TLDR 版本:如何从二进制字符串 1101001000001001001110010000 得到十进制值 -48196720(或 48196720)?
完整版:
玩具数据:
library(dplyr)
library(tidyr)
library(stringr)
# choose an example - two strings are provided.
# The first string shows the issue with the longitude,
# whereas the second string (where longitude is positive) has no issue
s <- "15E3tB001;J@BLPaK5j7qFA406;d"
# s <- "133m@ogP00PD;88MD5MTDww@2D7k"
### for input into the online decoder - use these:
# !AIVDM,1,1,,A,14eG;o@034o8sd<L9i:a;WF>062D,0*7D
# !AIVDM,1,1,,A,133m@ogP00PD;88MD5MTDww@2D7k,0*46
temp <- data.frame(V6 = s) %>%
# splitting the AIS info into separate characters
mutate(char_split = str_split(V6,pattern=""))
temp$Text <- apply(temp, 1, function(x) paste(unlist(x$char_split), collapse = ","))
temp <- temp %>%
select(-char_split) %>%
# and then into separate columns
separate(Text, into = paste0("v", 1:43, sep = ""), sep = ",", fill = "right")
ASCII <- temp %>%
select(v1:v43)
# translating to ASCII
ASCII <- apply(ASCII, c(1, 2), function(x) utf8ToInt(x))
# translating to 6-bit
ASCII <- apply(ASCII, c(1, 2), function(x) ifelse(x <= 88, x - 48, x - 48 - 8))
一旦数据为 ASCII,需要转换为二进制
# making binary
Binary <- apply(ASCII, c(1, 2), function(x){ paste(rev(as.integer(intToBits(x))[1:6]), collapse = "")})
# pasting all the binary info into a single string
temp$Binary <- apply(Binary, 1, function(x) paste(x, collapse = "" ))
temp <- temp %>%
select(V6, Binary) %>%
# selecting bits of the single binary string,
#and translating back to decimal, as per the guide
mutate(MMSI = strtoi(substr(Binary, 9, 38), base = 2),
SOG = strtoi(substr(Binary, 50, 60), base = 2)/10,
Accuracy = strtoi(substr(Binary, 61, 61), base = 2),
Lon = strtoi(substr(Binary, 62, 89), base = 2)/600000,
Lat = strtoi(substr(Binary, 90, 116), base = 2)/600000,
COG = strtoi(substr(Binary, 117, 128), base = 2)/10,
Heading = strtoi(substr(Binary, 129, 137), base = 2))
输出:
select(temp, -Binary, -V6)
当我与在线解码器进行比较时,除经度外,一切都匹配。
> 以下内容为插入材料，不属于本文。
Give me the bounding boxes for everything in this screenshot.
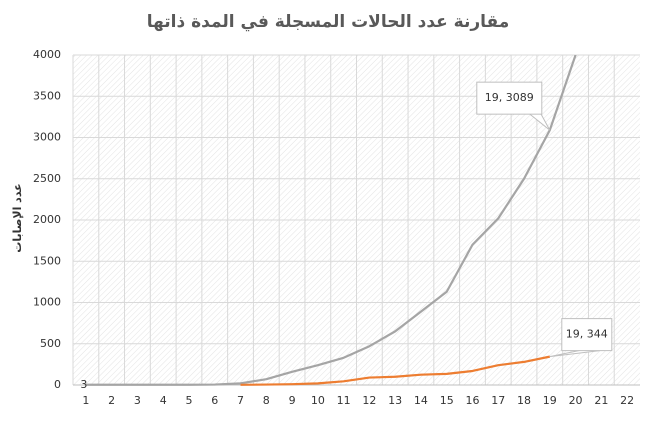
- y-tick-label: 2000: [33, 213, 61, 226]
- y-tick-label: 0: [54, 378, 61, 391]
- x-tick-label: 2: [108, 394, 115, 407]
- y-axis-label: عدد الإصابات: [11, 183, 24, 252]
- data-label: 19, 344: [566, 328, 608, 341]
- y-tick-label: 3000: [33, 131, 61, 144]
- x-tick-label: 8: [263, 394, 270, 407]
- x-tick-label: 11: [337, 394, 351, 407]
- y-tick-label: 3500: [33, 89, 61, 102]
- data-label: 3: [80, 378, 87, 391]
- series-line: [240, 355, 551, 386]
- x-tick-label: 17: [491, 394, 505, 407]
- x-tick-label: 6: [211, 394, 218, 407]
- x-tick-label: 13: [388, 394, 402, 407]
- series-line: [85, 55, 577, 386]
- x-tick-label: 21: [594, 394, 608, 407]
- x-tick-label: 19: [543, 394, 557, 407]
- y-tick-label: 500: [40, 337, 61, 350]
- x-tick-label: 7: [237, 394, 244, 407]
- x-tick-label: 4: [160, 394, 167, 407]
- x-tick-label: 1: [82, 394, 89, 407]
- x-tick-label: 20: [569, 394, 583, 407]
- x-tick-label: 3: [134, 394, 141, 407]
- x-tick-label: 9: [289, 394, 296, 407]
- callout-box: [476, 81, 543, 115]
- x-tick-label: 10: [311, 394, 325, 407]
- y-tick-label: 1000: [33, 296, 61, 309]
- chart-title: مقارنة عدد الحالات المسجلة في المدة ذاته…: [147, 12, 510, 32]
- y-tick-label: 4000: [33, 48, 61, 61]
- y-tick-label: 2500: [33, 172, 61, 185]
- x-tick-label: 5: [185, 394, 192, 407]
- x-tick-label: 16: [465, 394, 479, 407]
- data-label: 19, 3089: [485, 91, 534, 104]
- x-tick-label: 15: [440, 394, 454, 407]
- x-tick-label: 22: [620, 394, 634, 407]
- callout-box: [561, 318, 613, 352]
- x-tick-label: 18: [517, 394, 531, 407]
- x-tick-label: 14: [414, 394, 428, 407]
- y-tick-label: 1500: [33, 254, 61, 267]
- x-tick-label: 12: [362, 394, 376, 407]
- series-group: [85, 55, 577, 386]
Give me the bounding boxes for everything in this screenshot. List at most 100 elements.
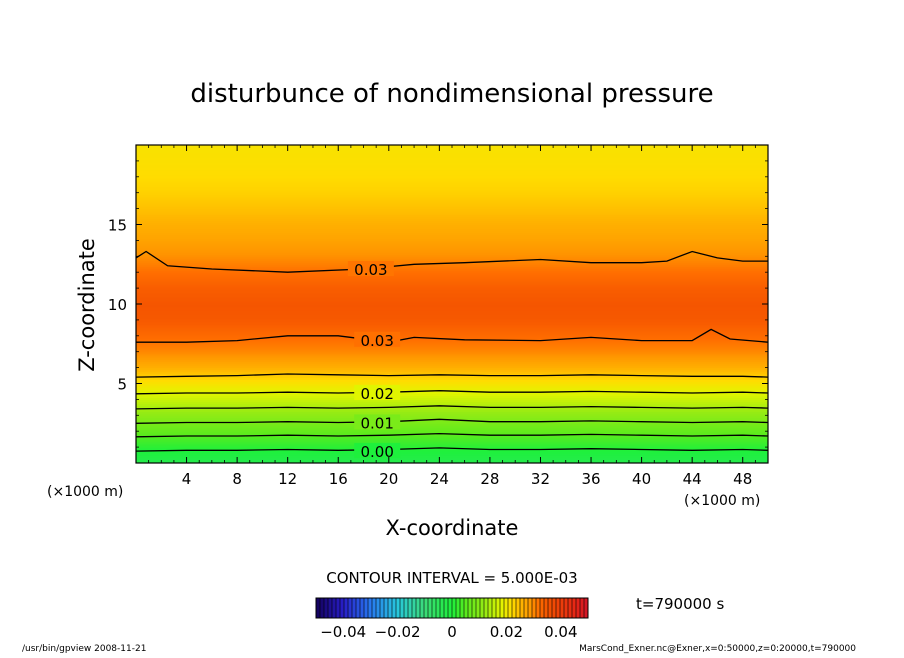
colorbar-cell	[528, 598, 533, 618]
field-band	[136, 401, 768, 404]
contour-line	[136, 250, 768, 273]
field-band	[136, 315, 768, 319]
field-band	[136, 150, 768, 154]
field-band	[136, 224, 768, 228]
field-band	[136, 158, 768, 162]
y-tick-label: 5	[117, 376, 127, 394]
colorbar-cell	[556, 598, 561, 618]
colorbar-ticks: −0.04 −0.02 0 0.02 0.04	[320, 623, 577, 641]
field-band	[136, 347, 768, 351]
field-band	[136, 383, 768, 387]
field-band	[136, 345, 768, 349]
field-band	[136, 455, 768, 458]
field-band	[136, 148, 768, 152]
field-band	[136, 208, 768, 212]
field-band	[136, 451, 768, 454]
colorbar-cell	[560, 598, 565, 618]
colorbar-cell	[568, 598, 573, 618]
field-band	[136, 210, 768, 214]
field-band	[136, 319, 768, 323]
y-axis-label: Z-coordinate	[75, 238, 99, 372]
y-axis-ticks: 5 10 15	[108, 160, 768, 448]
colorbar-cell	[564, 598, 569, 618]
colorbar-cell	[372, 598, 377, 618]
field-band	[136, 222, 768, 226]
colorbar-cell	[412, 598, 417, 618]
field-band	[136, 152, 768, 156]
field-band	[136, 353, 768, 357]
field-band	[136, 180, 768, 184]
field-band	[136, 154, 768, 158]
field-band	[136, 395, 768, 399]
field-band	[136, 246, 768, 249]
field-band	[136, 232, 768, 236]
colorbar-cell	[456, 598, 461, 618]
colorbar-cell	[356, 598, 361, 618]
field-band	[136, 184, 768, 188]
colorbar-cell	[328, 598, 333, 618]
field-band	[136, 341, 768, 345]
field-band	[136, 252, 768, 255]
field-band	[136, 266, 768, 269]
field-band	[136, 323, 768, 327]
field-band	[136, 294, 768, 297]
contour-lines	[136, 250, 768, 452]
field-band	[136, 385, 768, 389]
contour-line	[136, 328, 768, 343]
colorbar-tick-label: 0.02	[490, 623, 523, 641]
field-band	[136, 194, 768, 198]
field-band	[136, 321, 768, 325]
field-band	[136, 387, 768, 391]
colorbar-cell	[400, 598, 405, 618]
colorbar-cell	[480, 598, 485, 618]
field-band	[136, 441, 768, 444]
colorbar-cell	[500, 598, 505, 618]
field-band	[136, 351, 768, 355]
field-band	[136, 445, 768, 448]
field-band	[136, 403, 768, 406]
field-band	[136, 453, 768, 456]
field-band	[136, 381, 768, 385]
field-band	[136, 178, 768, 182]
field-band	[136, 196, 768, 200]
field-band	[136, 304, 768, 307]
colorbar-cell	[428, 598, 433, 618]
field-band	[136, 192, 768, 196]
colorbar-cell	[540, 598, 545, 618]
field-band	[136, 367, 768, 371]
field-band	[136, 162, 768, 166]
field-band	[136, 359, 768, 363]
field-band	[136, 399, 768, 402]
colorbar-cell	[380, 598, 385, 618]
contour-label: 0.02	[360, 385, 393, 403]
field-band	[136, 240, 768, 243]
colorbar-cell	[532, 598, 537, 618]
colorbar-cell	[416, 598, 421, 618]
field-band	[136, 329, 768, 333]
field-band	[136, 327, 768, 331]
field-band	[136, 186, 768, 190]
field-band	[136, 339, 768, 343]
x-tick-label: 16	[329, 470, 348, 488]
field-band	[136, 371, 768, 375]
colorbar-cell	[472, 598, 477, 618]
field-band	[136, 272, 768, 275]
field-band	[136, 357, 768, 361]
contour-labels: 0.00 0.01 0.02 0.03 0.03	[347, 261, 401, 461]
field-band	[136, 298, 768, 301]
x-tick-label: 48	[733, 470, 752, 488]
colorbar-cell	[340, 598, 345, 618]
colorbar-cell	[552, 598, 557, 618]
colorbar-cell	[496, 598, 501, 618]
field-band	[136, 437, 768, 440]
colorbar-cell	[320, 598, 325, 618]
field-band	[136, 363, 768, 367]
colorbar-cell	[352, 598, 357, 618]
colorbar-cell	[336, 598, 341, 618]
contour-line	[136, 405, 768, 410]
colorbar-cell	[316, 598, 321, 618]
field-band	[136, 325, 768, 329]
field-band	[136, 397, 768, 400]
field-band	[136, 258, 768, 261]
field-band	[136, 226, 768, 230]
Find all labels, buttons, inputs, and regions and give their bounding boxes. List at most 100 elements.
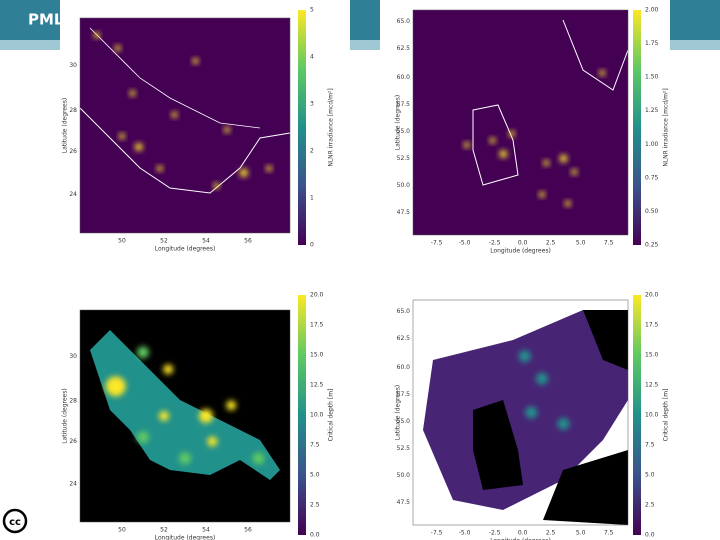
y-tick-label: 28 (69, 398, 77, 405)
y-tick-label: 24 (69, 480, 77, 487)
x-axis-label: Longitude (degrees) (490, 248, 551, 255)
colorbar-tick-label: 0.0 (645, 532, 655, 539)
colorbar-tick-label: 1 (310, 195, 314, 202)
sea (423, 310, 628, 510)
colorbar-tick-label: 2 (310, 148, 314, 155)
x-tick-label: 50 (118, 238, 126, 245)
colorbar-tick-label: 10.0 (310, 412, 324, 419)
colorbar-label: NLNR irradiance [mcd/m²] (328, 88, 335, 166)
glow (536, 372, 548, 385)
colorbar-tick-label: 12.5 (310, 382, 324, 389)
colorbar-tick-label: 1.00 (645, 141, 659, 148)
glow (564, 200, 571, 207)
glow (239, 168, 248, 177)
map-background (413, 10, 628, 235)
y-tick-label: 57.5 (397, 391, 411, 398)
coastline (79, 107, 291, 194)
colorbar-tick-label: 1.50 (645, 74, 659, 81)
colorbar-tick-label: 10.0 (645, 412, 659, 419)
glow (93, 32, 100, 39)
glow (559, 154, 568, 163)
colorbar-tick-label: 20.0 (645, 292, 659, 299)
colorbar-tick-label: 5 (310, 7, 314, 14)
x-tick-label: -7.5 (431, 530, 443, 537)
y-tick-label: 55.0 (397, 418, 411, 425)
land (583, 310, 628, 370)
x-tick-label: 0.0 (518, 240, 528, 247)
colorbar-tick-label: 7.5 (645, 442, 655, 449)
glow (518, 350, 531, 363)
plot-frame (412, 9, 629, 236)
y-tick-label: 24 (69, 191, 77, 198)
y-axis-label: Latitude (degrees) (395, 385, 402, 440)
coastline (562, 19, 629, 91)
colorbar-tick-label: 3 (310, 101, 314, 108)
colorbar (298, 10, 306, 245)
y-tick-label: 65.0 (397, 18, 411, 25)
colorbar-tick-label: 2.5 (310, 502, 320, 509)
colorbar (298, 295, 306, 535)
glow (226, 400, 237, 411)
colorbar-tick-label: 15.0 (310, 352, 324, 359)
y-tick-label: 57.5 (397, 101, 411, 108)
y-tick-label: 65.0 (397, 308, 411, 315)
y-tick-label: 62.5 (397, 45, 411, 52)
y-tick-label: 47.5 (397, 209, 411, 216)
plot-frame (79, 309, 291, 523)
colorbar-tick-label: 7.5 (310, 442, 320, 449)
y-tick-label: 52.5 (397, 155, 411, 162)
glow (224, 126, 230, 133)
map-panel: 2.00 1.75 1.50 1.25 1.00 0.75 0.50 0.25 -7.5 -5.0… (395, 7, 670, 255)
glow (252, 452, 265, 465)
x-axis-label: Longitude (degrees) (490, 538, 551, 540)
x-tick-label: 2.5 (546, 240, 556, 247)
plot-frame (79, 17, 291, 234)
x-tick-label: 54 (202, 527, 210, 534)
y-tick-label: 26 (69, 148, 77, 155)
map-panel: 20.0 17.5 15.0 12.5 10.0 7.5 5.0 2.5 0.0 50 52 54 56… (62, 292, 335, 540)
y-tick-label: 52.5 (397, 445, 411, 452)
colorbar-tick-label: 17.5 (310, 322, 324, 329)
colorbar-label: NLNR irradiance [mcd/m²] (663, 88, 670, 166)
y-tick-label: 47.5 (397, 499, 411, 506)
y-tick-label: 26 (69, 438, 77, 445)
colorbar-tick-label: 5.0 (310, 472, 320, 479)
glow (266, 165, 272, 172)
x-tick-label: 54 (202, 238, 210, 245)
colorbar-tick-label: 20.0 (310, 292, 324, 299)
glow (499, 150, 508, 158)
colorbar-tick-label: 12.5 (645, 382, 659, 389)
x-tick-label: 56 (244, 238, 252, 245)
x-tick-label: 50 (118, 527, 126, 534)
x-tick-label: -7.5 (431, 240, 443, 247)
glow (159, 411, 169, 421)
map-background (80, 18, 290, 233)
colorbar-tick-label: 0.50 (645, 208, 659, 215)
x-tick-label: 52 (160, 238, 168, 245)
cc-logo-text: cc (9, 517, 21, 528)
banner-stripe (0, 40, 720, 50)
x-tick-label: 5.0 (576, 240, 586, 247)
glow (213, 182, 220, 189)
colorbar-tick-label: 17.5 (645, 322, 659, 329)
colorbar-tick-label: 0.25 (645, 242, 659, 249)
glow (207, 436, 218, 447)
x-tick-label: 0.0 (518, 530, 528, 537)
glow (508, 130, 515, 137)
glow (137, 346, 149, 359)
x-axis-label: Longitude (degrees) (155, 246, 216, 253)
glow (557, 417, 570, 430)
glow (463, 142, 470, 148)
y-tick-label: 50.0 (397, 182, 411, 189)
glow (171, 111, 178, 118)
y-tick-label: 60.0 (397, 74, 411, 81)
colorbar-tick-label: 2.00 (645, 7, 659, 14)
land (473, 400, 523, 490)
colorbar-label: Critical depth [m] (663, 389, 670, 442)
y-axis-label: Latitude (degrees) (62, 98, 69, 153)
colorbar-tick-label: 1.25 (645, 107, 659, 114)
slide-title: PML (28, 11, 64, 29)
colorbar-tick-label: 5.0 (645, 472, 655, 479)
y-axis-label: Latitude (degrees) (62, 388, 69, 443)
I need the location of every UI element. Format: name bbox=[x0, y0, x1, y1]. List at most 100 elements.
在解码器中,结果是 80.3278667(尽管它实际上是 -80.3278667),而我的是 367.0646。试图对此进行逆向工程,我查看了 temp$Binary:
mine <- substr(temp$Binary, 62, 89)
RevEng <- -80.3278667 * 600000
binaryLogic:::as.binary(as.integer(RevEng), signed = FALSE)
mine
所以看起来 RevEng 值与我的二进制字符串的右端尾部匹配,但我无法弄清楚为什么它与完整的二进制字符串不匹配,或者从这里开始做什么...
与博客 [=23=] 告诉您的相反,经度是一个 有符号 整数。但是,它仅使用 28 位,而 R 在内部使用 32 位。因此,您必须自己处理 two's compliment conversion。对于设置了最高位的任何数字,您必须减去 2^28,例如:
mine <- "1101001000001001001110010000"
strtoi(mine, base = 2) - 2^28
#> [1] -48196720
您可以在二进制字符串上使用 substr 或通过查找数字 >= 2^27.
顺便说一句,这同样适用于纬度,只是它只使用 27 位。